Vorschläge der BDA zur Stärkung der Tarifbindung
- Durch Differenzierungs- und Öffnungsklauseln in Tarifverträgen erhalten Betriebe zusätzliche Flexibilität, um betriebsspezifische und individuelle Lösungen zu finden. Es gibt schon heute Tarifverträge, die diesen Weg beschreiten. Die Vereinbarung solcher Öffnungsklauseln muss noch konsequenter erfolgen. Das Instrument der Öffnungsklauseln sollte in der tariflichen Praxis stärker genutzt und vertieft werden.

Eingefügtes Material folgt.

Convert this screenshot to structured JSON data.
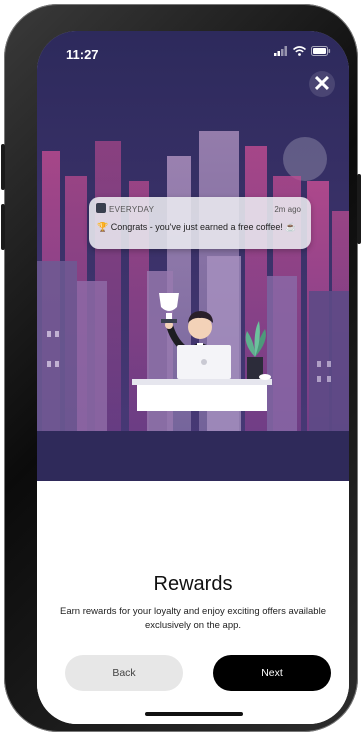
{
  "status": {
    "time": "11:27"
  },
  "notification": {
    "app": "EVERYDAY",
    "time": "2m ago",
    "message": "Congrats - you've just earned a free coffee!"
  },
  "onboarding": {
    "title": "Rewards",
    "description": "Earn rewards for your loyalty and enjoy exciting offers available exclusively on the app.",
    "back_label": "Back",
    "next_label": "Next"
  },
  "colors": {
    "hero_background": "#2f2a5a",
    "city_pink": "#b44b8e",
    "next_button": "#000000",
    "back_button": "#e7e7e7"
  }
}
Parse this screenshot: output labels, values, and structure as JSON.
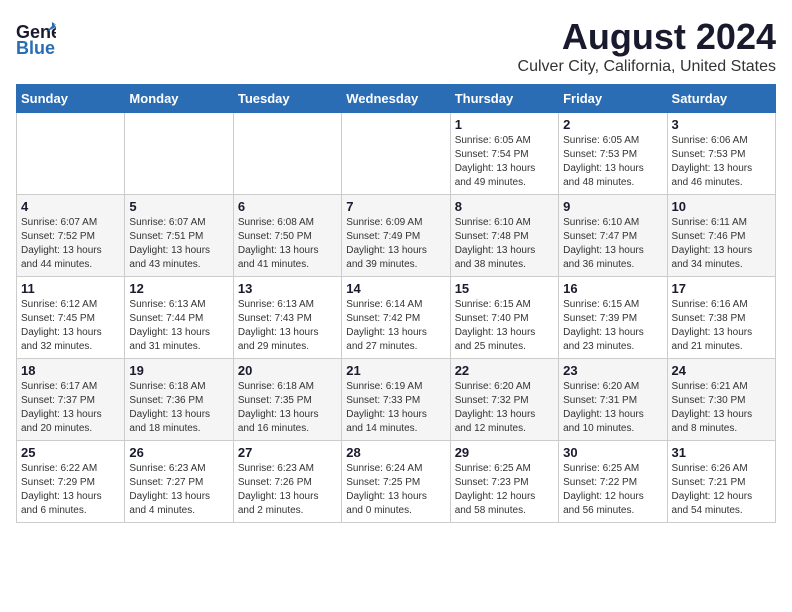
{
  "header": {
    "logo_general": "General",
    "logo_blue": "Blue",
    "title": "August 2024",
    "subtitle": "Culver City, California, United States"
  },
  "calendar": {
    "days_of_week": [
      "Sunday",
      "Monday",
      "Tuesday",
      "Wednesday",
      "Thursday",
      "Friday",
      "Saturday"
    ],
    "weeks": [
      [
        {
          "day": "",
          "info": ""
        },
        {
          "day": "",
          "info": ""
        },
        {
          "day": "",
          "info": ""
        },
        {
          "day": "",
          "info": ""
        },
        {
          "day": "1",
          "info": "Sunrise: 6:05 AM\nSunset: 7:54 PM\nDaylight: 13 hours\nand 49 minutes."
        },
        {
          "day": "2",
          "info": "Sunrise: 6:05 AM\nSunset: 7:53 PM\nDaylight: 13 hours\nand 48 minutes."
        },
        {
          "day": "3",
          "info": "Sunrise: 6:06 AM\nSunset: 7:53 PM\nDaylight: 13 hours\nand 46 minutes."
        }
      ],
      [
        {
          "day": "4",
          "info": "Sunrise: 6:07 AM\nSunset: 7:52 PM\nDaylight: 13 hours\nand 44 minutes."
        },
        {
          "day": "5",
          "info": "Sunrise: 6:07 AM\nSunset: 7:51 PM\nDaylight: 13 hours\nand 43 minutes."
        },
        {
          "day": "6",
          "info": "Sunrise: 6:08 AM\nSunset: 7:50 PM\nDaylight: 13 hours\nand 41 minutes."
        },
        {
          "day": "7",
          "info": "Sunrise: 6:09 AM\nSunset: 7:49 PM\nDaylight: 13 hours\nand 39 minutes."
        },
        {
          "day": "8",
          "info": "Sunrise: 6:10 AM\nSunset: 7:48 PM\nDaylight: 13 hours\nand 38 minutes."
        },
        {
          "day": "9",
          "info": "Sunrise: 6:10 AM\nSunset: 7:47 PM\nDaylight: 13 hours\nand 36 minutes."
        },
        {
          "day": "10",
          "info": "Sunrise: 6:11 AM\nSunset: 7:46 PM\nDaylight: 13 hours\nand 34 minutes."
        }
      ],
      [
        {
          "day": "11",
          "info": "Sunrise: 6:12 AM\nSunset: 7:45 PM\nDaylight: 13 hours\nand 32 minutes."
        },
        {
          "day": "12",
          "info": "Sunrise: 6:13 AM\nSunset: 7:44 PM\nDaylight: 13 hours\nand 31 minutes."
        },
        {
          "day": "13",
          "info": "Sunrise: 6:13 AM\nSunset: 7:43 PM\nDaylight: 13 hours\nand 29 minutes."
        },
        {
          "day": "14",
          "info": "Sunrise: 6:14 AM\nSunset: 7:42 PM\nDaylight: 13 hours\nand 27 minutes."
        },
        {
          "day": "15",
          "info": "Sunrise: 6:15 AM\nSunset: 7:40 PM\nDaylight: 13 hours\nand 25 minutes."
        },
        {
          "day": "16",
          "info": "Sunrise: 6:15 AM\nSunset: 7:39 PM\nDaylight: 13 hours\nand 23 minutes."
        },
        {
          "day": "17",
          "info": "Sunrise: 6:16 AM\nSunset: 7:38 PM\nDaylight: 13 hours\nand 21 minutes."
        }
      ],
      [
        {
          "day": "18",
          "info": "Sunrise: 6:17 AM\nSunset: 7:37 PM\nDaylight: 13 hours\nand 20 minutes."
        },
        {
          "day": "19",
          "info": "Sunrise: 6:18 AM\nSunset: 7:36 PM\nDaylight: 13 hours\nand 18 minutes."
        },
        {
          "day": "20",
          "info": "Sunrise: 6:18 AM\nSunset: 7:35 PM\nDaylight: 13 hours\nand 16 minutes."
        },
        {
          "day": "21",
          "info": "Sunrise: 6:19 AM\nSunset: 7:33 PM\nDaylight: 13 hours\nand 14 minutes."
        },
        {
          "day": "22",
          "info": "Sunrise: 6:20 AM\nSunset: 7:32 PM\nDaylight: 13 hours\nand 12 minutes."
        },
        {
          "day": "23",
          "info": "Sunrise: 6:20 AM\nSunset: 7:31 PM\nDaylight: 13 hours\nand 10 minutes."
        },
        {
          "day": "24",
          "info": "Sunrise: 6:21 AM\nSunset: 7:30 PM\nDaylight: 13 hours\nand 8 minutes."
        }
      ],
      [
        {
          "day": "25",
          "info": "Sunrise: 6:22 AM\nSunset: 7:29 PM\nDaylight: 13 hours\nand 6 minutes."
        },
        {
          "day": "26",
          "info": "Sunrise: 6:23 AM\nSunset: 7:27 PM\nDaylight: 13 hours\nand 4 minutes."
        },
        {
          "day": "27",
          "info": "Sunrise: 6:23 AM\nSunset: 7:26 PM\nDaylight: 13 hours\nand 2 minutes."
        },
        {
          "day": "28",
          "info": "Sunrise: 6:24 AM\nSunset: 7:25 PM\nDaylight: 13 hours\nand 0 minutes."
        },
        {
          "day": "29",
          "info": "Sunrise: 6:25 AM\nSunset: 7:23 PM\nDaylight: 12 hours\nand 58 minutes."
        },
        {
          "day": "30",
          "info": "Sunrise: 6:25 AM\nSunset: 7:22 PM\nDaylight: 12 hours\nand 56 minutes."
        },
        {
          "day": "31",
          "info": "Sunrise: 6:26 AM\nSunset: 7:21 PM\nDaylight: 12 hours\nand 54 minutes."
        }
      ]
    ]
  }
}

- Unternehmen und Belegschaften sollten die Möglichkeit erhalten, aus einem Gesamttarifwerk einzelne Module auszuwählen und diese Module zur Anwendung zu bringen (modulare Tarifbindung). Der Umfang und die Komplexität von Gesamttarifwerken können – insbesondere auf bislang nicht tarifgebundene Unternehmen – abschreckend wirken. Mit einer modularen Tarifbindung können Arbeitgeber für sie passende Teile eines Tarifwerks übernehmen. Ein Unternehmen könnte dadurch z.B. den Entgeltrahmen aus einem Tarifvertrag anwenden, ohne gleichzeitig auch komplexe Regelungen zur Arbeitszeit übernehmen zu müssen.
- Gelingt es den Gewerkschaften nicht, sich für ein solches konsequentes Miteinander zu öffnen, kann erwogen werden, die Übernahme von tariflichen Regelungen auf der Betriebsebene zuzulassen. Der Betriebsrat darf nicht zu einer „Betriebsgewerkschaft“ werden. Dies würde das System der Tarifautonomie gefährden. Tarifliche Regelungen dürften daher nur unverändert übernommen werden. Teile aus bestehenden Vereinbarungen der Sozialpartner könnten übernommen und deren Geltung vereinbart werden. Das Recht zur inhaltlichen Tarifgestaltung muss bei den Tarifvertragsparteien verbleiben.